Ayrıca, en basitinden sistem mp3 bile çalamaz halde kuruluyor.
Bereket versin, kurulumda geçmeden önce "automatix"i duymuştum ve hemen kurdum.
Gerisi çocuk oyuncağı haline geldi.
"Git swiftfox'u çek, java kur mplayer desteği ver, ayrıca mp3 çalabilmem için ne gerekiyorsa yap!" şeklinde emirler vermek adına birkaç kutucuğu işaretledim ve emirlerim eksiksiz yerine getirildi.
Daha sonra "Adept"e geçtim. (APT arayüzü. RPM kullanan sistemlerde bulunan smartRPM, Urpmi vs'nin debian hali. ayrıca Daha önce Fedora üstünde de kullandığım synaptic de mevcut tabii.)
Adept çok başarılı bir uygulama ve APT çok başarılı bir paket yönetimi sistemi. Oturmuş. Olgun.
"Onu da kur bunu da kur" dedikten sonra sistem bir yarım saat kadar daha download yaptı ve indirdiğim herşey sorunsuz çalıştı.

Sistemde root olmaya meraklı arkadaşlar için bir not: (K)ubuntu kullanırken, xwindow'a root olarak giriş yapamıyorsunuz. root yetkileri gereken bir işlem yapacağınızda sudo vs vs yazmak durumunda kalıyorsunuz. Şifre sorulunca kurulumda eklediğiniz kullanıcının şifresini veriyorsunuz. Mutlaka root hesabını kullanmak isterseniz sudo passwd root yazarak root şifresini değiştirmek ve akabinde root olarak terminal girişi yapmak mümkün.

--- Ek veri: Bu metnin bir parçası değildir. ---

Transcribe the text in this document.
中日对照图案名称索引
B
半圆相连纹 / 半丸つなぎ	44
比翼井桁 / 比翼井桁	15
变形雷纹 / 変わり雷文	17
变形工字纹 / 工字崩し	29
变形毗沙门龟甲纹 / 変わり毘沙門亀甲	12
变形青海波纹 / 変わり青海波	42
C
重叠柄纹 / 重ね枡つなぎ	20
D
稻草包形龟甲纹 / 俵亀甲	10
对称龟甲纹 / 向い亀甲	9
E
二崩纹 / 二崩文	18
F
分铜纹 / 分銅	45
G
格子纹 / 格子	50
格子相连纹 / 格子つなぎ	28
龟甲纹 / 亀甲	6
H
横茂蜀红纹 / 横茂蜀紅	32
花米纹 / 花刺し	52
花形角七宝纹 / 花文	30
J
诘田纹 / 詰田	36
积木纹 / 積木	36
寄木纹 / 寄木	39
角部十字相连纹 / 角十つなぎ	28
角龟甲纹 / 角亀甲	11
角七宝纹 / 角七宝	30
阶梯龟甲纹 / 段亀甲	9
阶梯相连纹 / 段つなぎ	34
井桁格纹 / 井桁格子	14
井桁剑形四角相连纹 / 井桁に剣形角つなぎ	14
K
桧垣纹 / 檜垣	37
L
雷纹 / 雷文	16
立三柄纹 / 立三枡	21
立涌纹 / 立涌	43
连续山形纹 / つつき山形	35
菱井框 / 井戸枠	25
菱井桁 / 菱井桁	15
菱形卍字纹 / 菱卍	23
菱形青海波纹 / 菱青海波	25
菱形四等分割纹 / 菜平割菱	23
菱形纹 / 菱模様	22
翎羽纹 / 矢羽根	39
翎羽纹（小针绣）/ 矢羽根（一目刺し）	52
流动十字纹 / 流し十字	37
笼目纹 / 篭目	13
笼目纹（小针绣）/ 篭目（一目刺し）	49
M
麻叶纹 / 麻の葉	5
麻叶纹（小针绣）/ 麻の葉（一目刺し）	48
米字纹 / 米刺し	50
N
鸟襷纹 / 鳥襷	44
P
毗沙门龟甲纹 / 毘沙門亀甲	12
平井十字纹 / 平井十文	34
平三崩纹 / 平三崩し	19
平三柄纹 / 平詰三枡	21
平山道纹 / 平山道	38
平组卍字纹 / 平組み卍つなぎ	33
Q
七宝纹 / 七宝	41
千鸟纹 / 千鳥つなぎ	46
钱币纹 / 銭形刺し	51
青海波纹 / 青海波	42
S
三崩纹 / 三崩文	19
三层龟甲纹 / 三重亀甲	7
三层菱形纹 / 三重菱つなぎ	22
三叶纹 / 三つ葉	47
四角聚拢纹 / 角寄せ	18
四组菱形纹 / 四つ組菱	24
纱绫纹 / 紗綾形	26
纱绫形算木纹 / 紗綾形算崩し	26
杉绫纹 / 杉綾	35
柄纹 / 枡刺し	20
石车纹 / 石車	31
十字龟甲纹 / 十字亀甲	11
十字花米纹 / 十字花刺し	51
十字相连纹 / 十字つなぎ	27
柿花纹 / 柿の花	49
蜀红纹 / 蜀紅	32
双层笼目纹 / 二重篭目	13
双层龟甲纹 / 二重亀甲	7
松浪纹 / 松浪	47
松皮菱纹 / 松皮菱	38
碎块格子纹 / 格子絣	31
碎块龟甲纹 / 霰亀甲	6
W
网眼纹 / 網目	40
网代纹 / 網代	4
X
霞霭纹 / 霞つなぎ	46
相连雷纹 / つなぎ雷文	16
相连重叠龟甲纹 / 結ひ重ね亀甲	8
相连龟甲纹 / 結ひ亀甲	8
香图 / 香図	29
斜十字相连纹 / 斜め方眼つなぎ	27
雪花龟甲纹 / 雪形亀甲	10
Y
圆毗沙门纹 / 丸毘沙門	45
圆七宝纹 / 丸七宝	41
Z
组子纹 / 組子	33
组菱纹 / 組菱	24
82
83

Özetle, Kubuntu ile Linux kullanmak, artık "öcü" olmaktan çıkmış. Masaüstü hissiyatı ve KDE ayarları, en cahil windows kullanıcısının bile hata yapamayacağı şekilde düzenlenmiş. Paket yönetimi çok rahat, sorunsuz ve güzel.

Daha iyisini görene kadar, masaüstü sistemler için (windows, gnu/linux, macosx ve bilimum işletim sistemleri arasında) tercihim Kubuntu'dan yanadır.

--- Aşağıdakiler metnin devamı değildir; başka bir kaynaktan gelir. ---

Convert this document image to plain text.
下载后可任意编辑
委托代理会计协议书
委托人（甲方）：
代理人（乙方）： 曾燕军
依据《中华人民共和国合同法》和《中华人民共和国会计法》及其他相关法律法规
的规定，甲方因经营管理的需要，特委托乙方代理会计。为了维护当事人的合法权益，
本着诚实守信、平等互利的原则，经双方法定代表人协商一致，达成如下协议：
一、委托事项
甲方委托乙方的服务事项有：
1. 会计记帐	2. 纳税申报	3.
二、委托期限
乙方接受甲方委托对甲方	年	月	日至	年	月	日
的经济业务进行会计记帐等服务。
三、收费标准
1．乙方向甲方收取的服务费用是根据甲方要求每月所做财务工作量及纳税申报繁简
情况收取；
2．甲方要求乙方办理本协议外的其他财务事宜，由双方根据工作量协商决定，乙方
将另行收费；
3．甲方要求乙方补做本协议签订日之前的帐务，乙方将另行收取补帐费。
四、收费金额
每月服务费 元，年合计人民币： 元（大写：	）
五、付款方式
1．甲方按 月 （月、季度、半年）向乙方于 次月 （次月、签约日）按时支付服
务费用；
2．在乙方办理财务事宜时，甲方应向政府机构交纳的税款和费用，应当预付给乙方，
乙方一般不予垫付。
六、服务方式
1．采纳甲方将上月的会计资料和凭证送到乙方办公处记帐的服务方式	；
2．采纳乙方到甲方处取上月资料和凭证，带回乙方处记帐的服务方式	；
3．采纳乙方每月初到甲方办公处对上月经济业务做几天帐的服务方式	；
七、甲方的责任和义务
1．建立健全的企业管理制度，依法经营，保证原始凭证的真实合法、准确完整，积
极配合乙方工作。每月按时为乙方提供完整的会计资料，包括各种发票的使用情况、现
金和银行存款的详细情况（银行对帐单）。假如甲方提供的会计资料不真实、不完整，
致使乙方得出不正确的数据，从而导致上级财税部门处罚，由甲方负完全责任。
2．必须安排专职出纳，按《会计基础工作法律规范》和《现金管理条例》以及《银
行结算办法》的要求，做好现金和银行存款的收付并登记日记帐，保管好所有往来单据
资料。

GNU/Linux ile Internet Explorer

GNU/Linux ile Internet Explorer. Rüya gibi!
İşlerinin IE'de nasıl göründüğünü bilmek zorunda olanlar için ideal. "Öteki işletim sistemi"ne geçmek zorunda kalmadan, iyi işletim sisteminizde, güzel işletim sisteminizde, hakiki işletim sisteminizde IE çalıştırabilirsiniz.

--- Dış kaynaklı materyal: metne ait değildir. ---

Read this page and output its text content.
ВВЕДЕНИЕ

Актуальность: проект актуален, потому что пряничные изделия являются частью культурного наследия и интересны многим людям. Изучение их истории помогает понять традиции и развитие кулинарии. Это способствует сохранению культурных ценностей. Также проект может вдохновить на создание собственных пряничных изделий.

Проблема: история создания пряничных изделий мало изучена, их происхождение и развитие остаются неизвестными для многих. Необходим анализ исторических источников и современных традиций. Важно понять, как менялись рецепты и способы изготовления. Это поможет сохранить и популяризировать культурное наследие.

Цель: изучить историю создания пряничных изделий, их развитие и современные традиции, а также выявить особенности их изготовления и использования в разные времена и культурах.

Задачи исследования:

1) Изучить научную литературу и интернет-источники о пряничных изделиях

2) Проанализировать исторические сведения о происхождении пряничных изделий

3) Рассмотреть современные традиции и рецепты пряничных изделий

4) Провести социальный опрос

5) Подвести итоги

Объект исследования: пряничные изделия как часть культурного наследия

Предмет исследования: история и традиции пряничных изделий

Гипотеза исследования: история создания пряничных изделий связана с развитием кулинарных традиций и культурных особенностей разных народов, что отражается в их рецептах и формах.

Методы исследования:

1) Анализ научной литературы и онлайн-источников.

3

Çok iyi çalışıyor. Türkçe kurulum da destekliyor.

Tek Flash kaldı... Flash For Linux (http://f4l.sourceforge.net/) düzgün çalışmaya başlayınca o da bitmiş olacak. Sonra, elveda M$!

http://www.tatanka.com.br/

GNU/Linux ile Windows Media Player

Frank Hendriksen adında Hollanda'lı bir arkadaş, Windows Media Player'ı (WMP) wine üstünden GNU/Linux ile çalıştırmak için gereken herşeyi bir araya toplamış ve süreci basit bir kuruluma indirgemiş.

- http://tsx.nl/files/wmp64.tgz adresinden kurulum dosyasını indiriyoruz.

- İndirdiğimiz dosyayı geçici bir dizine açıyoruz: tar zxvf wmp64.tgz

- Media Player kurulum dosyası .cab uzantılı olduğundan, sistemimizde yoksa, cab extractor kuruyoruz:
http://www.kyz.uklinux.net/cabextract.php adresinden indirilebilir.

- Geçici dizine açtığımız kurulum dosyasını çalıştırıyoruz ve bizim için Media Player'ı indirip kuruyor.